I am not sure about anything, I am not an agent or affiliated in any way with any government/private agency, and what I am writing here is NOT TO BE CONSIDERED LEGAL ADVICE . Read the disclaimer



> This Website gives users an opportunity to share information only and is not intended to contain any advice which you should rely upon. It does not replace the need to take professional or other advice. We have no liability to you or any other person in respect of any content on this Website.


----------



## kamal69 (Sep 3, 2014)

TheExpatriate said:


> I am not sure about anything, I am not an agent or affiliated in any way with any government/private agency, and what I am writing here is NOT TO BE CONSIDERED LEGAL ADVICE . Read the disclaimer


Ok I got it . thanks for letting me known.


----------



## _shel (Mar 2, 2014)

You apply for a spouse visa now in india. As soon as it is lodged you apply for a tourist visa. This will allow them to stay in Australia for almost the entire processing time and us likely to be granted as she has proved she does not wish to overstay or break the rules because she has already applied for PR. 
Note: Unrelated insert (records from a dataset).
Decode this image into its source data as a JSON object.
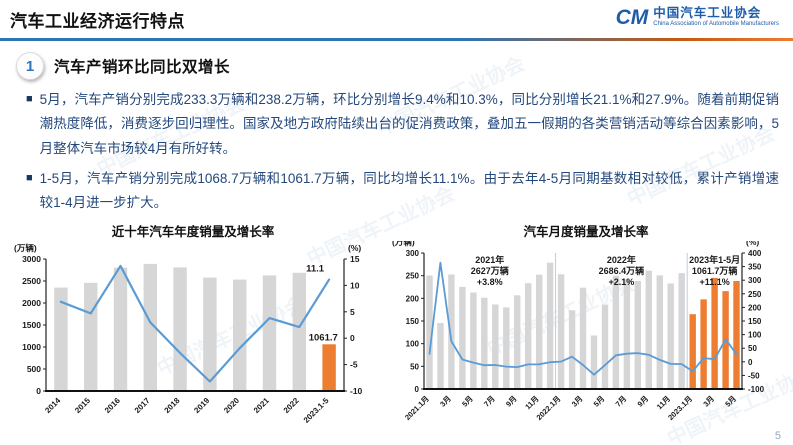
{
  "header": {
    "title": "汽车工业经济运行特点",
    "logo": {
      "mark": "CM",
      "name_cn": "中国汽车工业协会",
      "name_en": "China Association of Automobile Manufacturers"
    }
  },
  "section": {
    "number": "1",
    "title": "汽车产销环比同比双增长"
  },
  "bullets": [
    "5月，汽车产销分别完成233.3万辆和238.2万辆，环比分别增长9.4%和10.3%，同比分别增长21.1%和27.9%。随着前期促销潮热度降低，消费逐步回归理性。国家及地方政府陆续出台的促消费政策，叠加五一假期的各类营销活动等综合因素影响，5月整体汽车市场较4月有所好转。",
    "1-5月，汽车产销分别完成1068.7万辆和1061.7万辆，同比均增长11.1%。由于去年4-5月同期基数相对较低，累计产销增速较1-4月进一步扩大。"
  ],
  "watermark": "中国汽车工业协会",
  "page_number": "5",
  "colors": {
    "accent_blue": "#2e75b6",
    "orange": "#ed7d31",
    "gray_bar": "#d6d6d6",
    "line_blue": "#5b9bd5",
    "body_text": "#24487c"
  },
  "chart_data": [
    {
      "type": "bar+line",
      "title": "近十年汽车年度销量及增长率",
      "left_axis_label": "(万辆)",
      "right_axis_label": "(%)",
      "categories": [
        "2014",
        "2015",
        "2016",
        "2017",
        "2018",
        "2019",
        "2020",
        "2021",
        "2022",
        "2023.1-5"
      ],
      "bars": [
        2349,
        2460,
        2803,
        2888,
        2808,
        2577,
        2531,
        2628,
        2686,
        1061.7
      ],
      "line": [
        6.9,
        4.7,
        13.7,
        3.0,
        -2.8,
        -8.2,
        -1.9,
        3.8,
        2.1,
        11.1
      ],
      "highlight_from": 9,
      "left_ylim": [
        0,
        3000
      ],
      "left_ticks": [
        0,
        500,
        1000,
        1500,
        2000,
        2500,
        3000
      ],
      "right_ylim": [
        -10,
        15
      ],
      "right_ticks": [
        -10,
        -5,
        0,
        5,
        10,
        15
      ],
      "x_ticks": [
        {
          "i": 0,
          "label": "2014"
        },
        {
          "i": 1,
          "label": "2015"
        },
        {
          "i": 2,
          "label": "2016"
        },
        {
          "i": 3,
          "label": "2017"
        },
        {
          "i": 4,
          "label": "2018"
        },
        {
          "i": 5,
          "label": "2019"
        },
        {
          "i": 6,
          "label": "2020"
        },
        {
          "i": 7,
          "label": "2021"
        },
        {
          "i": 8,
          "label": "2022"
        },
        {
          "i": 9,
          "label": "2023.1-5"
        }
      ],
      "last_line_label": "11.1",
      "last_bar_label": "1061.7",
      "grid": false,
      "legend": "none"
    },
    {
      "type": "bar+line",
      "title": "汽车月度销量及增长率",
      "left_axis_label": "(万辆)",
      "right_axis_label": "(%)",
      "categories": [
        "2021.1",
        "2021.2",
        "2021.3",
        "2021.4",
        "2021.5",
        "2021.6",
        "2021.7",
        "2021.8",
        "2021.9",
        "2021.10",
        "2021.11",
        "2021.12",
        "2022.1",
        "2022.2",
        "2022.3",
        "2022.4",
        "2022.5",
        "2022.6",
        "2022.7",
        "2022.8",
        "2022.9",
        "2022.10",
        "2022.11",
        "2022.12",
        "2023.1",
        "2023.2",
        "2023.3",
        "2023.4",
        "2023.5"
      ],
      "bars": [
        250.3,
        145.5,
        252.6,
        225.2,
        212.8,
        201.5,
        186.4,
        179.9,
        206.7,
        233.3,
        252.2,
        278.6,
        253.1,
        173.7,
        223.4,
        118.1,
        186.2,
        250.2,
        242.0,
        238.3,
        261.0,
        250.5,
        232.8,
        255.6,
        164.9,
        197.6,
        245.1,
        215.9,
        238.2
      ],
      "line": [
        29.5,
        364.8,
        74.9,
        8.6,
        -3.1,
        -12.4,
        -11.9,
        -17.8,
        -19.6,
        -9.4,
        -9.1,
        -1.6,
        0.9,
        18.7,
        -11.7,
        -47.6,
        -12.6,
        23.8,
        29.7,
        32.1,
        25.7,
        6.9,
        -7.9,
        -8.4,
        -35.0,
        13.5,
        9.7,
        82.7,
        27.9
      ],
      "highlight_from": 24,
      "left_ylim": [
        0,
        300
      ],
      "left_ticks": [
        0,
        50,
        100,
        150,
        200,
        250,
        300
      ],
      "right_ylim": [
        -100,
        400
      ],
      "right_ticks": [
        -100,
        -50,
        0,
        50,
        100,
        150,
        200,
        250,
        300,
        350,
        400
      ],
      "x_ticks": [
        {
          "i": 0,
          "label": "2021.1月"
        },
        {
          "i": 2,
          "label": "3月"
        },
        {
          "i": 4,
          "label": "5月"
        },
        {
          "i": 6,
          "label": "7月"
        },
        {
          "i": 8,
          "label": "9月"
        },
        {
          "i": 10,
          "label": "11月"
        },
        {
          "i": 12,
          "label": "2022.1月"
        },
        {
          "i": 14,
          "label": "3月"
        },
        {
          "i": 16,
          "label": "5月"
        },
        {
          "i": 18,
          "label": "7月"
        },
        {
          "i": 20,
          "label": "9月"
        },
        {
          "i": 22,
          "label": "11月"
        },
        {
          "i": 24,
          "label": "2023.1月"
        },
        {
          "i": 26,
          "label": "3月"
        },
        {
          "i": 28,
          "label": "5月"
        }
      ],
      "group_separators": [
        12,
        24
      ],
      "groups": [
        {
          "title": "2021年",
          "total": "2627万辆",
          "growth": "+3.8%"
        },
        {
          "title": "2022年",
          "total": "2686.4万辆",
          "growth": "+2.1%"
        },
        {
          "title": "2023年1-5月",
          "total": "1061.7万辆",
          "growth": "+11.1%"
        }
      ],
      "grid": false,
      "legend": "none"
    }
  ]
}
You can not live in Australia on a tourist visa.


----------



## kamal69 (Sep 3, 2014)

_shel said:


> You apply for a spouse visa now in india. As soon as it is lodged you apply for a tourist visa. This will allow them to stay in Australia for almost the entire processing time and us likely to be granted as she has proved she does not wish to overstay or break the rules because she has already applied for PR.
> 
> You can not live in Australia on a tourist visa.


Ok thank you. Do you also advice on NZ immigration.


----------



## TheExpatriate (Feb 7, 2014)

kamal69 said:


> Ok thank you. Do you also advice on NZ immigration.


Allow me to take that on behalf of _shel

No one in this forum is advising no one on anything. We are not in any legal capacity to give advice. We are merely sharing information, which you need to verify yourself as well.

plus, here is the link to the NZ forum if you need NZ information

New Zealand Expat Forum for Expats Living in New Zealand - Expat Forum For People Moving Overseas And Living Abroad


----------



## _shel (Mar 2, 2014)

Thank you 

I'm not an advisor of any kind, this forum is for information sharing and support. Where people can share their experiences of the Australian migration system from their own applications. If you want formal advice you need to consult a registered migration agent.


----------